By Robert Reich
President Biden is making a break with decades of free trade deals and embarking on an industrial policy designed to revive American manufacturing.
This has caused consternation among some of my former colleagues from the Clinton and Obama administrations.
For example, former Treasury Secretary Lawrence Summers last month called the president’s thinking “increasingly dangerous” and expressed concern about what he termed “manufacturing-centered economic nationalism that is increasingly being put forth as a general principle to guide policy.”
Well, this veteran of the Clinton administration is delighted by what Biden is doing.
Clinton and Obama thought globalization inevitable and bought into the textbook view that trade benefits all parties. “Globalization is not something we can hold off or turn off,” Clinton explained to the media. “It is the economic equivalent of a force of nature, like wind or water.”
But “globalization” is not a force of nature. How it works and whom it benefits or harms depend on specific, negotiated rules about which assets will be protected and which will not.
In most trade deals, the assets of American corporations (including intellectual property) have been protected. If another nation adopts strict climate regulations that reduce the value of U.S. energy assets in that country, the country must compensate the American firms. Wall Street has been granted free rein to move financial assets into and out of our trading partners.
But the jobs and wages of American workers have not been protected. Why shouldn’t American corporations that profit from trade be required to compensate American workers for job losses due to trade?
The age-old economic doctrine of “comparative advantage” assumes that more trade is good for all nations because each trading partner specializes in what it does best. But what if a country’s comparative advantage comes in allowing its workers to labor under dangerous or exploitative conditions?
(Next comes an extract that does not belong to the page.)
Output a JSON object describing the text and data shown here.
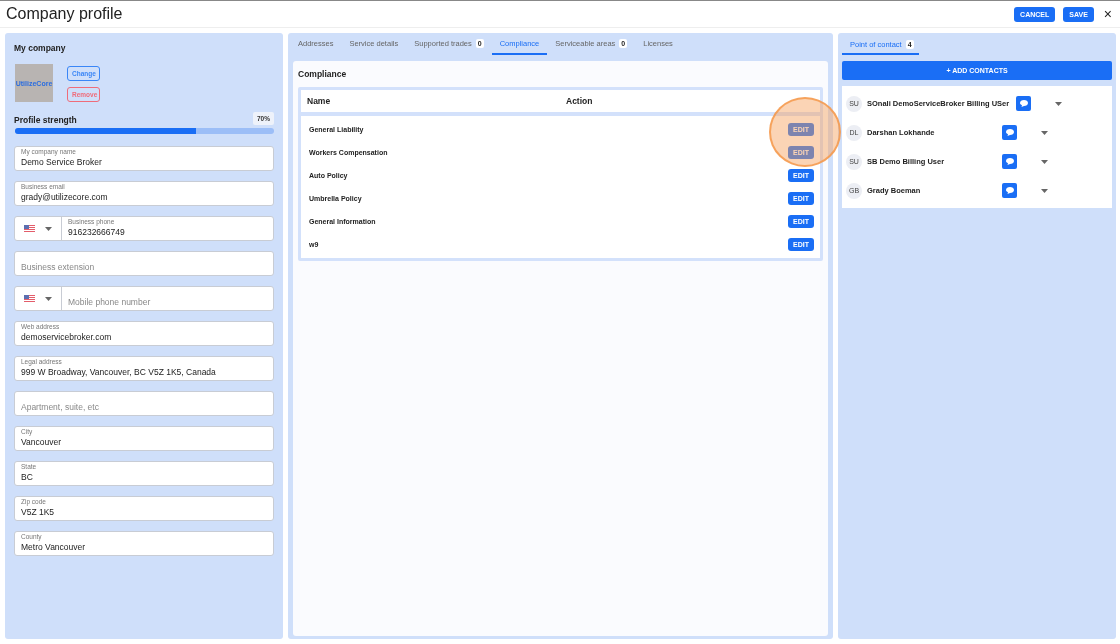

Why shouldn’t America’s trading partners be required to have the same level of worker safety as in the United States or give their own workers the same rights to organize unions?
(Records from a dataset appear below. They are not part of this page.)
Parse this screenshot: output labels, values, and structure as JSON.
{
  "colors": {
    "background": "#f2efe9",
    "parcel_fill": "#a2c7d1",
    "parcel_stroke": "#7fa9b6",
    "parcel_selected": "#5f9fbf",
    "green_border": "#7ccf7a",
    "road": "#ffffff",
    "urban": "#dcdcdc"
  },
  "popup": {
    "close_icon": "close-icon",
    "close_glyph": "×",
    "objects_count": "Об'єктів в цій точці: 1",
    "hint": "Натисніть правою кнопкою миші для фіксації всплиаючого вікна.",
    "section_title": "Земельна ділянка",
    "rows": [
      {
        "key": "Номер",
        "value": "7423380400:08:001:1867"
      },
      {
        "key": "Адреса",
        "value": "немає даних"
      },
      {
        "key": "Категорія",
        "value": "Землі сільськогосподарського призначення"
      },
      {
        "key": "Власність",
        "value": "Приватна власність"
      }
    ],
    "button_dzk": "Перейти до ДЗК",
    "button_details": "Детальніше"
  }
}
Globalization doesn’t answer these sorts of questions. Instead, the rules that emerge from trade negotiations reflect domestic politics and power.
The Clinton administration lobbied hard for NAFTA. In the end, Congress ratified it, with more Republican than Democratic votes. Additional trade agreements followed, along with the creation of the World Trade Organization (WTO) and opening trade relations with China, which joined the WTO in 2001.
Trade rose from 19 percent of the U.S. economy in 1989 to 31 percent in 2011, according to the World Bank. (By 2021, following Trump’s trade war with China and the pandemic, trade’s share of the U.S. economy had drifted down to 25 percent.)
These trade deals have benefited corporations, big investors, executives, Wall Street traders, and other professionals.
The pharmaceutical industry has gotten extended drug patents in Mexico, China, and elsewhere. Wall Street banks and investment firms have made sure they can move capital into and out of these countries despite local banking laws. American oil companies can seek compensation if a country adopts new environmental standards that hurt their bottom lines.
The stock market responded favorably. In 1993, when Clinton took office, the Dow-Jones Industrial Average peaked at 3,799. By the time he left office in 2001, it had topped 11,000.
Middle- and working-class Americans benefited from these deals as consumers — gaining access to lower-priced goods from China, Mexico, and other countries where wages were lower than in the United States.
But the trade deals also caused millions of American jobs to be lost, and the wages of millions of Americans to stagnate or decline. Between 2000 and 2017, a total of 5.5 million manufacturing jobs vanished. Automation accounted for about half of the loss. Imports, mostly from China, the other half.
You can trace a direct line from these trade deals and the subsequent job losses to the rise of Donald Trump in 2016.
Economists have estimated that, if America had imported half of what China exported to us during these years, four key states — Michigan, Wisconsin, Pennsylvania, and North Carolina — would have swung Democratic, delivering the presidency to Hillary Clinton.
Whether globalization is good or bad depends on who gets most of its benefits and who pays most of its costs. For too long, American workers have paid substantially.
The Biden administration is changing this. I say, it’s about time.